After the execution of this query, Custom Scan (GpuJoin) which contains scan on t0 shows CCache Hits: 50. It means that columnar cache is referenced 50 times. Because the chunk size of columnar cache is 128MB, storage access is replaced to the columnar cache by 6.4GB.

postgres=# EXPLAIN ANALYZE SELECT id,ax FROM t0 NATURAL JOIN t1 WHERE aid < 1000;

                                    QUERY PLAN

-------------------------------------------------------------------------------------------
 Custom Scan (GpuJoin) on t0  (cost=12398.65..858048.45 rows=1029348 width=12)
                              (actual time=91.766..723.549 rows=1000224 loops=1)
   GPU Projection: t0.id, t1.ax
   Outer Scan: t0  (cost=10277.55..864623.44 rows=1029348 width=8)
                   (actual time=7.129..398.270 rows=100000000 loops=1)
   Outer Scan Filter: (aid < 1000)
   Rows Removed by Outer Scan Filter: 98999776
   Depth 1: GpuHashJoin  (plan nrows: 1029348...1029348, actual nrows: 1000224...1000224)
            HashKeys: t0.aid
            JoinQuals: (t0.aid = t1.aid)
            KDS-Hash (size plan: 10.78MB, exec: 64.00MB)
   CCache Hits: 50
   ->  Seq Scan on t1  (cost=0.00..1935.00 rows=100000 width=12)
                       (actual time=0.011..13.542 rows=100000 loops=1)
 Planning time: 23.390 ms
 Execution time: 1409.073 ms
(13 rows)

Attension for DROP DATABASE command

When columnar cache builder constructs columnar cache asynchronously, background worker process has internally connected to the specified database.
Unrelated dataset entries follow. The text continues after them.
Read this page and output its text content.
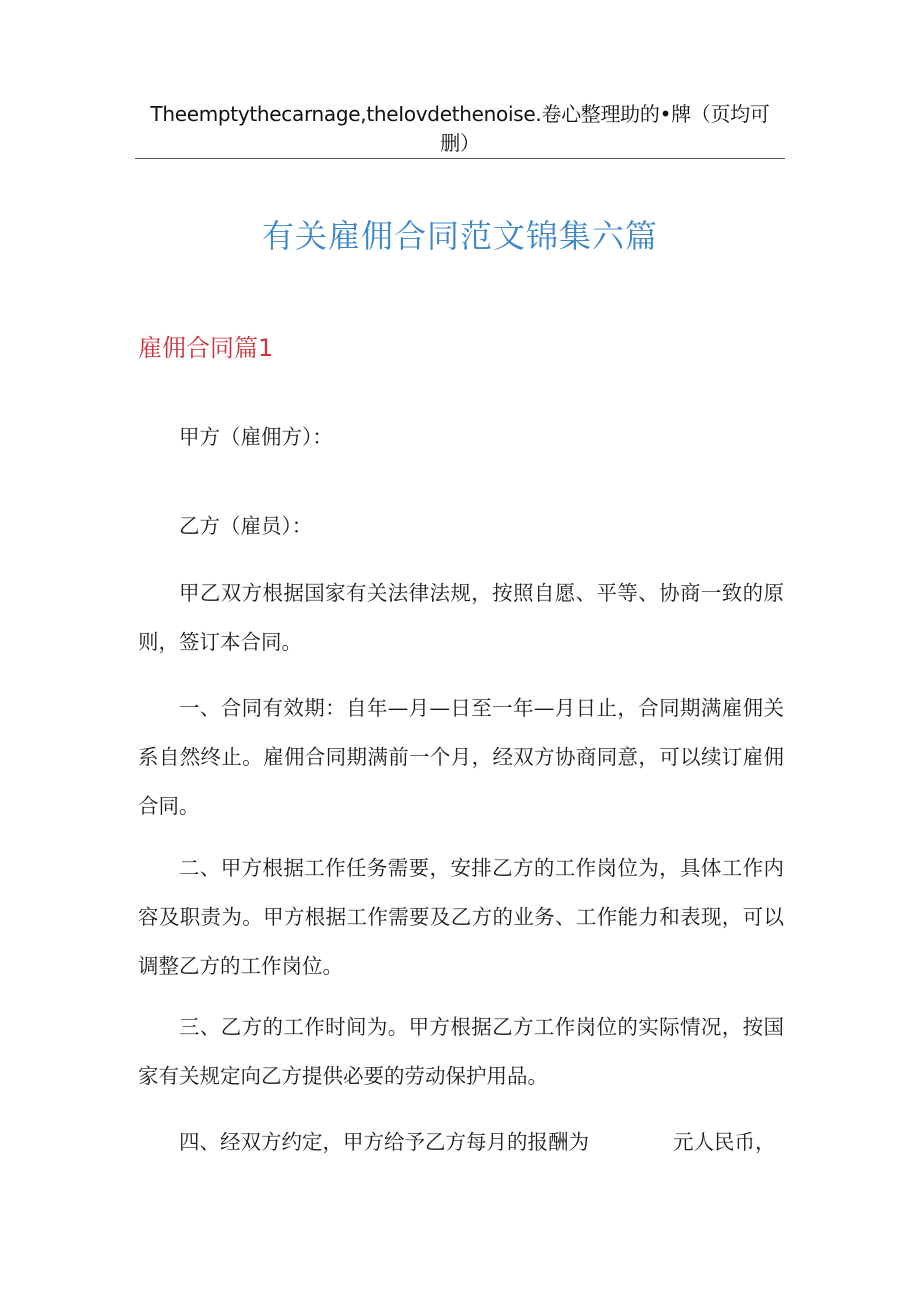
Theemptythecarnage,theIovdethenoise.卷心整理助的•牌（页均可
删）
有关雇佣合同范文锦集六篇
雇佣合同篇1

甲方（雇佣方）：

乙方（雇员）：

甲乙双方根据国家有关法律法规，按照自愿、平等、协商一致的原则，签订本合同。

一、合同有效期：自年—月—日至一年—月日止，合同期满雇佣关系自然终止。雇佣合同期满前一个月，经双方协商同意，可以续订雇佣合同。

二、甲方根据工作任务需要，安排乙方的工作岗位为，具体工作内容及职责为。甲方根据工作需要及乙方的业务、工作能力和表现，可以调整乙方的工作岗位。

三、乙方的工作时间为。甲方根据乙方工作岗位的实际情况，按国家有关规定向乙方提供必要的劳动保护用品。

四、经双方约定，甲方给予乙方每月的报酬为	元人民币，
When DROP DATABASE command tries to drop a database, PostgreSQL checks whether any session connects to the database. At that time, even if no user session connects to the database, DROP DATABASE will fail by columnar cache builder which keeps connection to the database.

Please remove the database name from the pg_strom.ccache_databases parameter prior to execution of DROP DATABASE command. Columnar cache builder will restart soon, then tries to connect databases according to the new configuration.